In a recent workshop the teacher told the class to have ‘an anterior tuck of the pelvis, but counter nutation of the coccyx’.
For some people this sentence is easy to decipher, for others it requires some investigation. I have translated it into Sandra-speak for those who would like some deciphering.
‘Stick your bum out, like a duck waddling sexily and at the same time tuck your tail under like a scared whippet dog hiding his tail’.
Does that make sense to you?
Give it a go. Doesn’t it make you start doing weird humping motions in mid-air?
So down a rabbit hole or 5, I venture…
Rabbit hole number 1- My scared whippet tail
Do I have a tail? Not anymore… There are lots of things we once had, but evolution meant we lost almost all of their original functions. Here are a few examples of this human vestigiality : muscles of the ear, wisdom teeth, the appendix, body hair, a fold in the corner of the eye and having a tail.
Rabbit hole number 2
Can I wag what is left of my tail? No Sandra, because you don’t have a tail. Besides you can’t move your tailbone (coccyx) independently of the low back (sacrum).
Rabbit hole number 3
If I move my low back (sacrum) can I then wag my tail?
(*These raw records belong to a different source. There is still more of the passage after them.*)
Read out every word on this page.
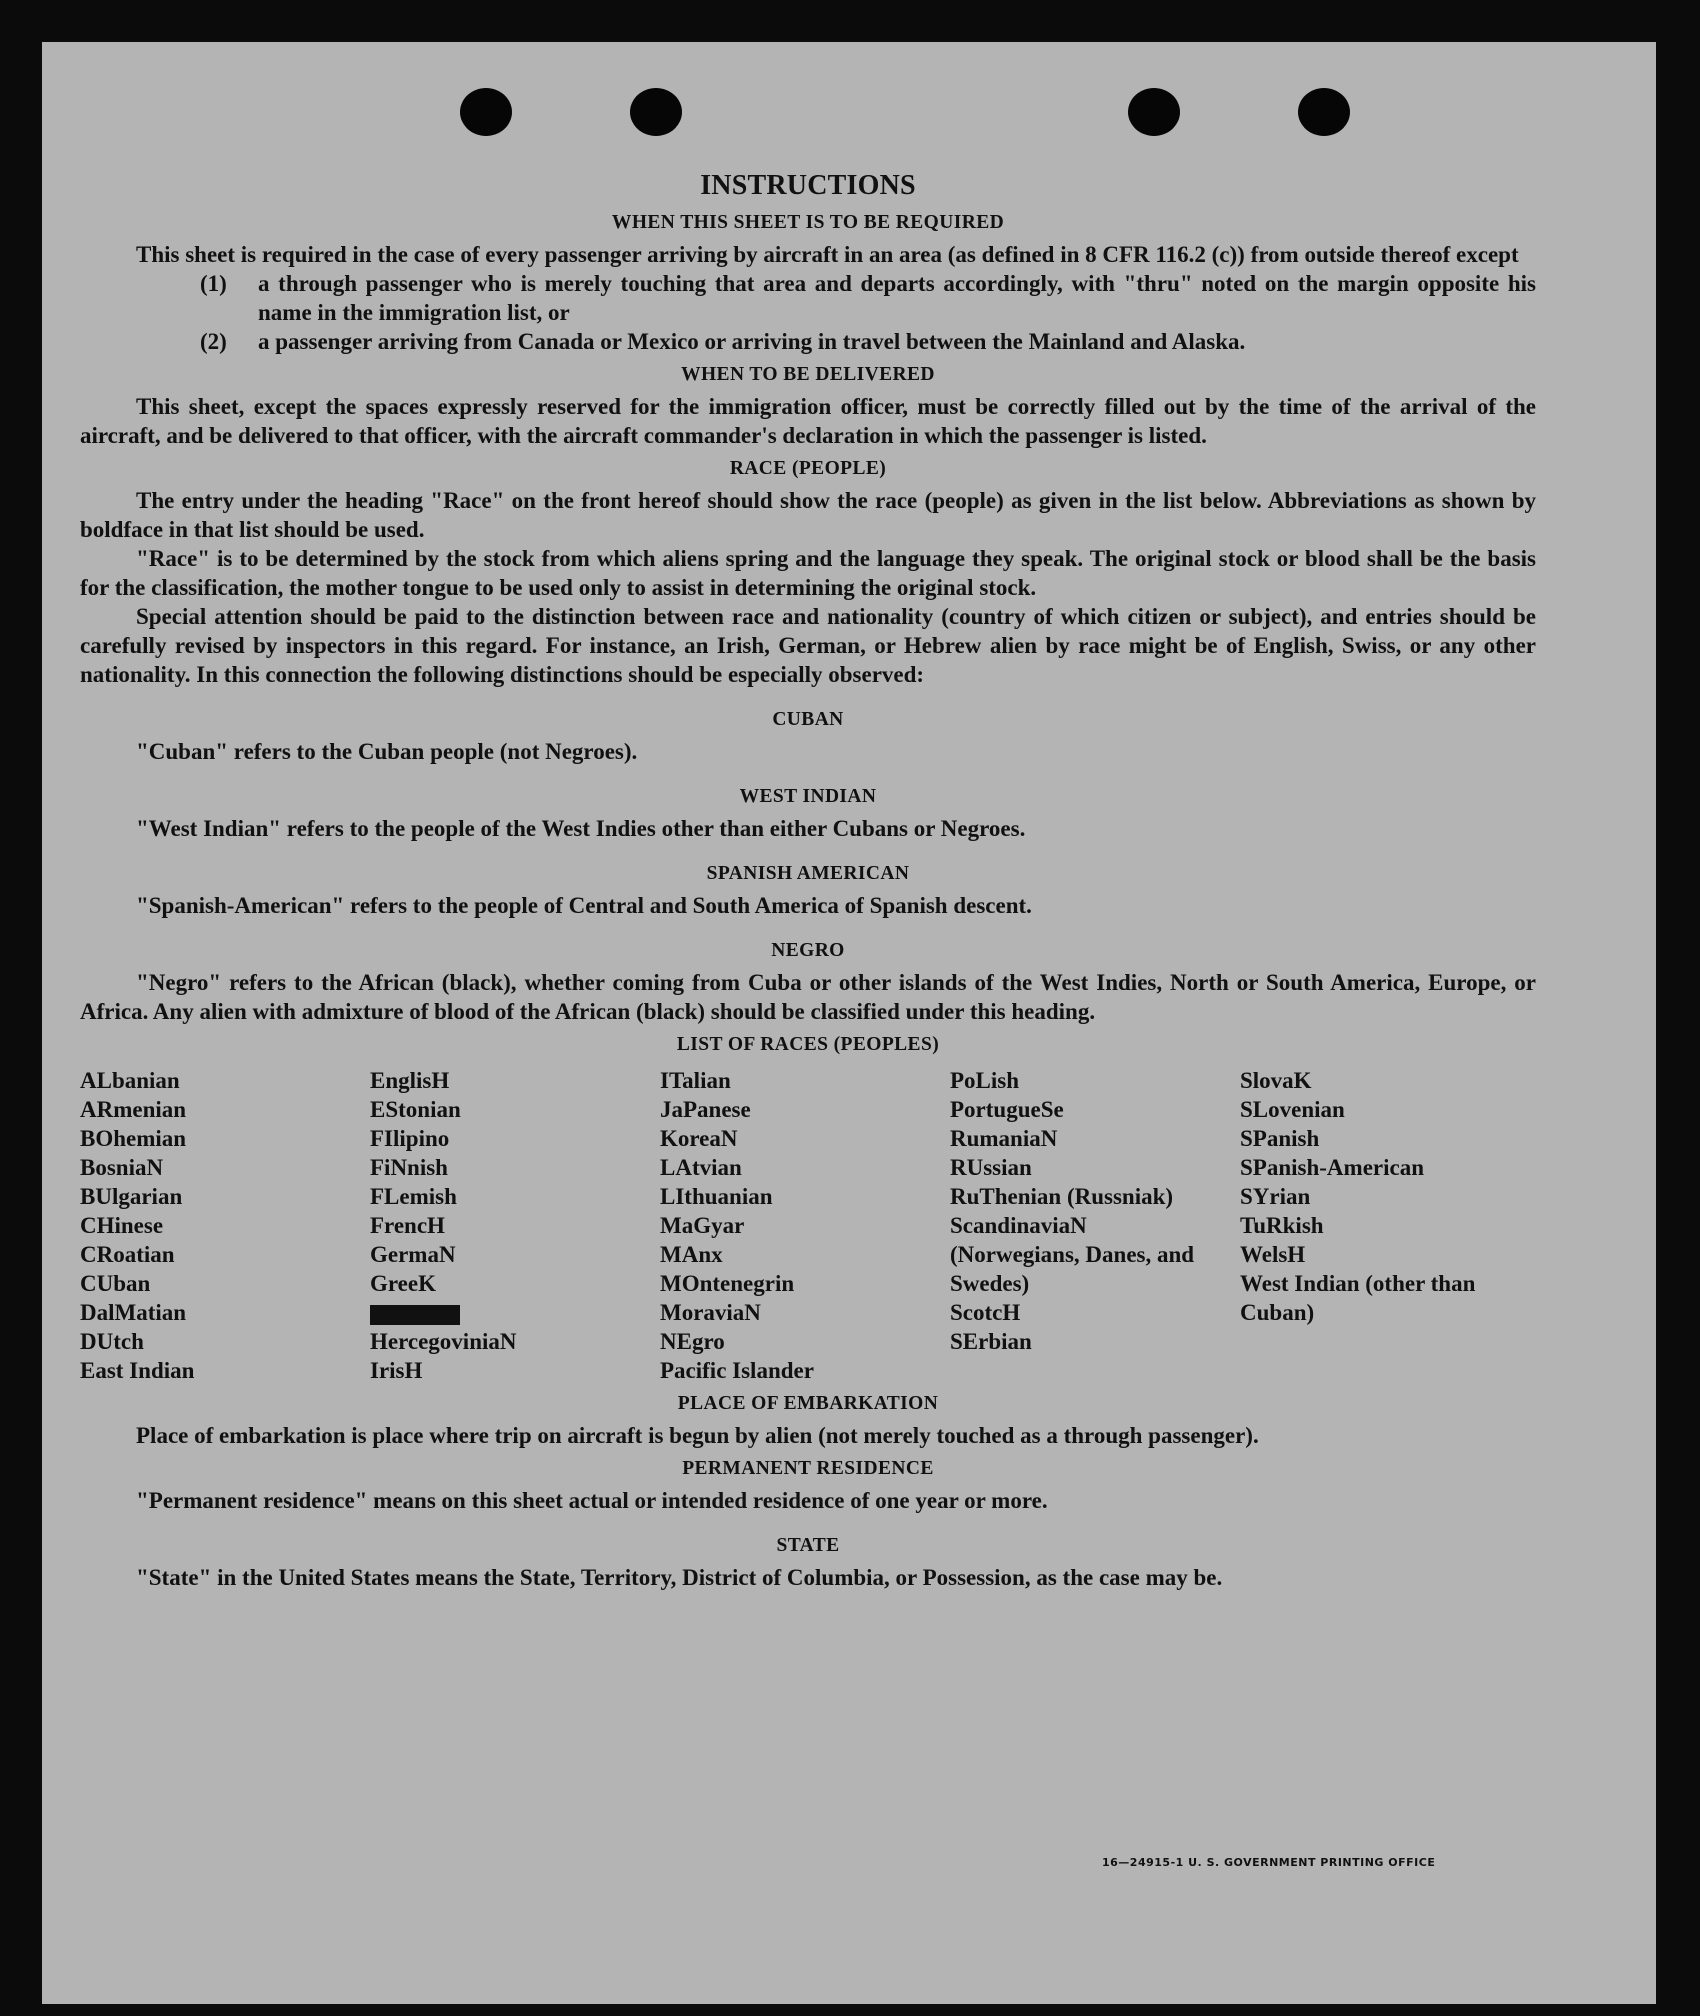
INSTRUCTIONS
WHEN THIS SHEET IS TO BE REQUIRED

This sheet is required in the case of every passenger arriving by aircraft in an area (as defined in 8 CFR 116.2 (c)) from outside thereof except

(1)	a through passenger who is merely touching that area and departs accordingly, with "thru" noted on the margin opposite his name in the immigration list, or
(2)	a passenger arriving from Canada or Mexico or arriving in travel between the Mainland and Alaska.
WHEN TO BE DELIVERED

This sheet, except the spaces expressly reserved for the immigration officer, must be correctly filled out by the time of the arrival of the aircraft, and be delivered to that officer, with the aircraft commander's declaration in which the passenger is listed.

RACE (PEOPLE)

The entry under the heading "Race" on the front hereof should show the race (people) as given in the list below. Abbreviations as shown by boldface in that list should be used.

"Race" is to be determined by the stock from which aliens spring and the language they speak. The original stock or blood shall be the basis for the classification, the mother tongue to be used only to assist in determining the original stock.

Special attention should be paid to the distinction between race and nationality (country of which citizen or subject), and entries should be carefully revised by inspectors in this regard. For instance, an Irish, German, or Hebrew alien by race might be of English, Swiss, or any other nationality. In this connection the following distinctions should be especially observed:

CUBAN

"Cuban" refers to the Cuban people (not Negroes).

WEST INDIAN

"West Indian" refers to the people of the West Indies other than either Cubans or Negroes.

SPANISH AMERICAN

"Spanish-American" refers to the people of Central and South America of Spanish descent.

NEGRO

"Negro" refers to the African (black), whether coming from Cuba or other islands of the West Indies, North or South America, Europe, or Africa. Any alien with admixture of blood of the African (black) should be classified under this heading.

LIST OF RACES (PEOPLES)
ALbanian
ARmenian
BOhemian
BosniaN
BUlgarian
CHinese
CRoatian
CUban
DalMatian
DUtch
East Indian
EnglisH
EStonian
FIlipino
FiNnish
FLemish
FrencH
GermaN
GreeK
HercegoviniaN
IrisH
ITalian
JaPanese
KoreaN
LAtvian
LIthuanian
MaGyar
MAnx
MOntenegrin
MoraviaN
NEgro
Pacific Islander
PoLish
PortugueSe
RumaniaN
RUssian
RuThenian (Russniak)
ScandinaviaN (Norwegians, Danes, and Swedes)
ScotcH
SErbian
SlovaK
SLovenian
SPanish
SPanish-American
SYrian
TuRkish
WelsH
West Indian (other than Cuban)
PLACE OF EMBARKATION

Place of embarkation is place where trip on aircraft is begun by alien (not merely touched as a through passenger).

PERMANENT RESIDENCE

"Permanent residence" means on this sheet actual or intended residence of one year or more.

STATE

"State" in the United States means the State, Territory, District of Columbia, or Possession, as the case may be.

16—24915-1 U. S. GOVERNMENT PRINTING OFFICE
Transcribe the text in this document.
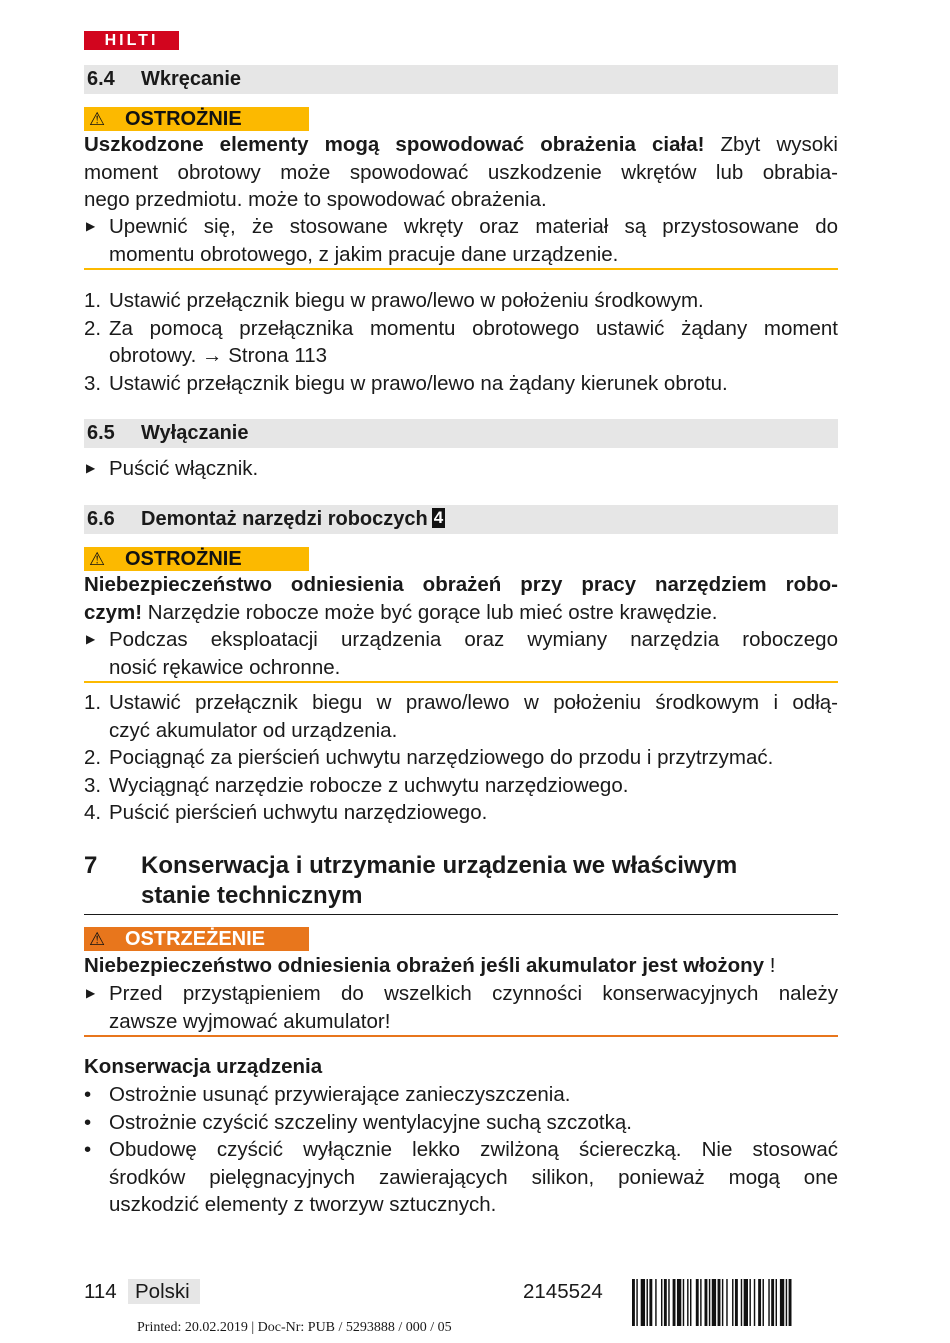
HILTI
6.4 Wkręcanie
⚠ OSTROŻNIE
Uszkodzone elementy mogą spowodować obrażenia ciała! Zbyt wysoki
moment obrotowy może spowodować uszkodzenie wkrętów lub obrabia-
nego przedmiotu. może to spowodować obrażenia.
▶ Upewnić się, że stosowane wkręty oraz materiał są przystosowane do
momentu obrotowego, z jakim pracuje dane urządzenie.
1. Ustawić przełącznik biegu w prawo/lewo w położeniu środkowym.
2. Za pomocą przełącznika momentu obrotowego ustawić żądany moment
obrotowy. → Strona 113
3. Ustawić przełącznik biegu w prawo/lewo na żądany kierunek obrotu.
6.5 Wyłączanie
▶ Puścić włącznik.
6.6 Demontaż narzędzi roboczych 4
⚠ OSTROŻNIE
Niebezpieczeństwo odniesienia obrażeń przy pracy narzędziem robo-
czym! Narzędzie robocze może być gorące lub mieć ostre krawędzie.
▶ Podczas eksploatacji urządzenia oraz wymiany narzędzia roboczego
nosić rękawice ochronne.
1. Ustawić przełącznik biegu w prawo/lewo w położeniu środkowym i odłą-
czyć akumulator od urządzenia.
2. Pociągnąć za pierścień uchwytu narzędziowego do przodu i przytrzymać.
3. Wyciągnąć narzędzie robocze z uchwytu narzędziowego.
4. Puścić pierścień uchwytu narzędziowego.
7 Konserwacja i utrzymanie urządzenia we właściwym
stanie technicznym
⚠ OSTRZEŻENIE
Niebezpieczeństwo odniesienia obrażeń jeśli akumulator jest włożony !
▶ Przed przystąpieniem do wszelkich czynności konserwacyjnych należy
zawsze wyjmować akumulator!
Konserwacja urządzenia
• Ostrożnie usunąć przywierające zanieczyszczenia.
• Ostrożnie czyścić szczeliny wentylacyjne suchą szczotką.
• Obudowę czyścić wyłącznie lekko zwilżoną ściereczką. Nie stosować
środków pielęgnacyjnych zawierających silikon, ponieważ mogą one
uszkodzić elementy z tworzyw sztucznych.
114 Polski	2145524
Printed: 20.02.2019 | Doc-Nr: PUB / 5293888 / 000 / 05
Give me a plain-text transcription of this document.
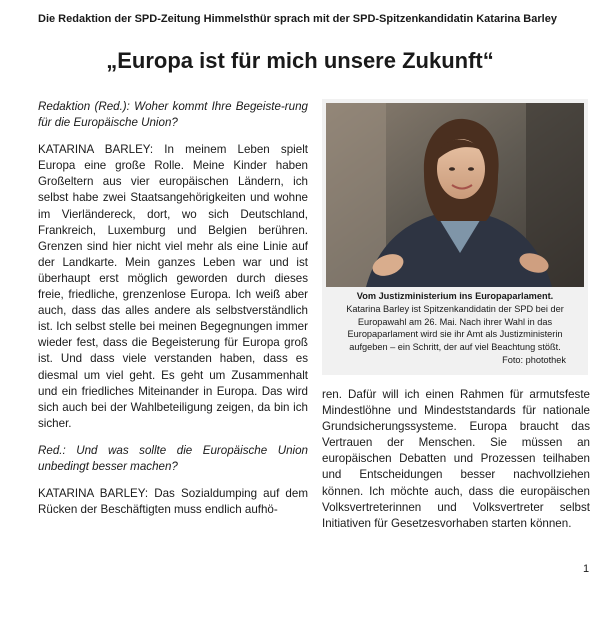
Die Redaktion der SPD-Zeitung Himmelsthür sprach mit der SPD-Spitzenkandidatin Katarina Barley
„Europa ist für mich unsere Zukunft“

Redaktion (Red.): Woher kommt Ihre Begeiste-rung für die Europäische Union?

KATARINA BARLEY: In meinem Leben spielt Europa eine große Rolle. Meine Kinder haben Großeltern aus vier europäischen Ländern, ich selbst habe zwei Staatsangehörigkeiten und wohne im Vierländereck, dort, wo sich Deutschland, Frankreich, Luxemburg und Belgien berühren. Grenzen sind hier nicht viel mehr als eine Linie auf der Landkarte. Mein ganzes Leben war und ist überhaupt erst möglich geworden durch dieses freie, friedliche, grenzenlose Europa. Ich weiß aber auch, dass das alles andere als selbstverständlich ist. Ich selbst stelle bei meinen Begegnungen immer wieder fest, dass die Begeisterung für Europa groß ist. Und dass viele verstanden haben, dass es diesmal um viel geht. Es geht um Zusammenhalt und ein friedliches Miteinander in Europa. Das wird sich auch bei der Wahlbeteiligung zeigen, da bin ich sicher.

Red.: Und was sollte die Europäische Union unbedingt besser machen?

KATARINA BARLEY: Das Sozialdumping auf dem Rücken der Beschäftigten muss endlich aufhö-

Vom Justizministerium ins Europaparlament.
Katarina Barley ist Spitzenkandidatin der SPD bei der Europawahl am 26. Mai. Nach ihrer Wahl in das Europaparlament wird sie ihr Amt als Justizministerin aufgeben – ein Schritt, der auf viel Beachtung stößt.
Foto: photothek

ren. Dafür will ich einen Rahmen für armutsfeste Mindestlöhne und Mindeststandards für nationale Grundsicherungssysteme. Europa braucht das Vertrauen der Menschen. Sie müssen an europäischen Debatten und Prozessen teilhaben und Entscheidungen besser nachvollziehen können. Ich möchte auch, dass die europäischen Volksvertreterinnen und Volksvertreter selbst Initiativen für Gesetzesvorhaben starten können.

1
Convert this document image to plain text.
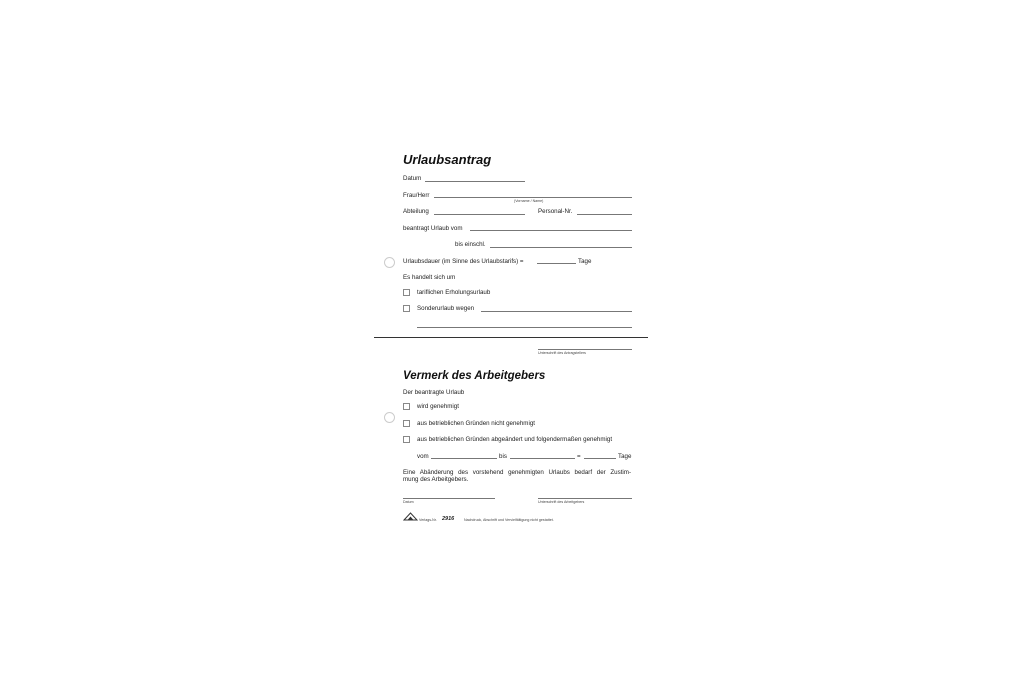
Urlaubsantrag
Datum
Frau/Herr
(Vorname / Name)
Abteilung	Personal-Nr.
beantragt Urlaub vom
bis einschl.
Urlaubsdauer (im Sinne des Urlaubstarifs) =	Tage
Es handelt sich um
tariflichen Erholungsurlaub
Sonderurlaub wegen
Unterschrift des Antragstellers
Vermerk des Arbeitgebers
Der beantragte Urlaub
wird genehmigt
aus betrieblichen Gründen nicht genehmigt
aus betrieblichen Gründen abgeändert und folgendermaßen genehmigt
vom	bis	=	Tage
Eine Abänderung des vorstehend genehmigten Urlaubs bedarf der Zustim-
mung des Arbeitgebers.
Datum	Unterschrift des Arbeitgebers
Verlags-Nr. 2916	Nachdruck, Abschrift und Vervielfältigung nicht gestattet.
As much as you’d like a tail, you really don’t have one, so stop it… You can’t move your sacrum independently, let alone consciously.
Rabbit hole number 3.1
Has anybody ever had a tail? Yes, but it is extremely rare and seen as an abnormality. Men are twice as likely to have them than females and are surgically removed as they are inconvenient to have. In some parts of the world human tails are stigmatized, but in some parts of India they are considered blessings or gifts from the gods.
Rabbit hole number 4
Does this area ever move? Technically speaking no, if you are still thinking about a tail or raising that area like a pinkie finger while drinking a cup of earl grey. However, there is some minimal movement at the sacroiliac joint as everything is bound so firmly. Every tilt, rotation, and postural shift of the pelvis as a whole effects the spine.
Rabbit hole number 5
What is this sacroiliac joint? In a foetus, each hip bone is made up of the ilium (the bony bit of the hip), the ischium (the bony bit when you sit) and the pubic bone- (the bony bit hidden by pubic hair) These 3 segments are fused together in adults.
If you slot the sacrum and coccyx (the lowest part of the spine with ‘tail’) into this structure, then we have created a rather ingenious apparatus.
Where you've slotted these two structures into each other is the joint called the sacro (from sacrum) iliac (from illium) joint. The movement in this area is a hotly debated subject which at the moment is from 2-18degrees.
So what about this cue of ‘an anterior tuck of the pelvis, but counter nutation of the coccyx’?
Well, you can tilt the pelvis backwards and forwards. In this case, I can tip it anteriorly and get my duck waddle on, but then asking me 'to tuck my coccyx like a tail underneath me' isn’t anatomically possible. BUT if you pretend you can do it then, you are more likely to keep the pelvis in neutral and engage inner muscles that keep the whole of the lumbar spine long.
Why not just say ‘keep the pelvis neutral and the spine long’? I’ve not found a good answer to this question, except perhaps it might sound as though we are not meant to do anything and that is not the case.
What is your point Sandra?
Listen to your body and chose the cues that make sense to you and work for you. Cues are just suggestions, not the law.
For some pelvises that naturally spend most of their time in a tuck position -a suggestion of an anterior tilt or duck butt might work wonders.
For those whose home is in the opposite direction, tucking in their tail might work wonders.
For those of us who want tails, it just makes us go down rabbit holes only to come out the other end with a different type of tale.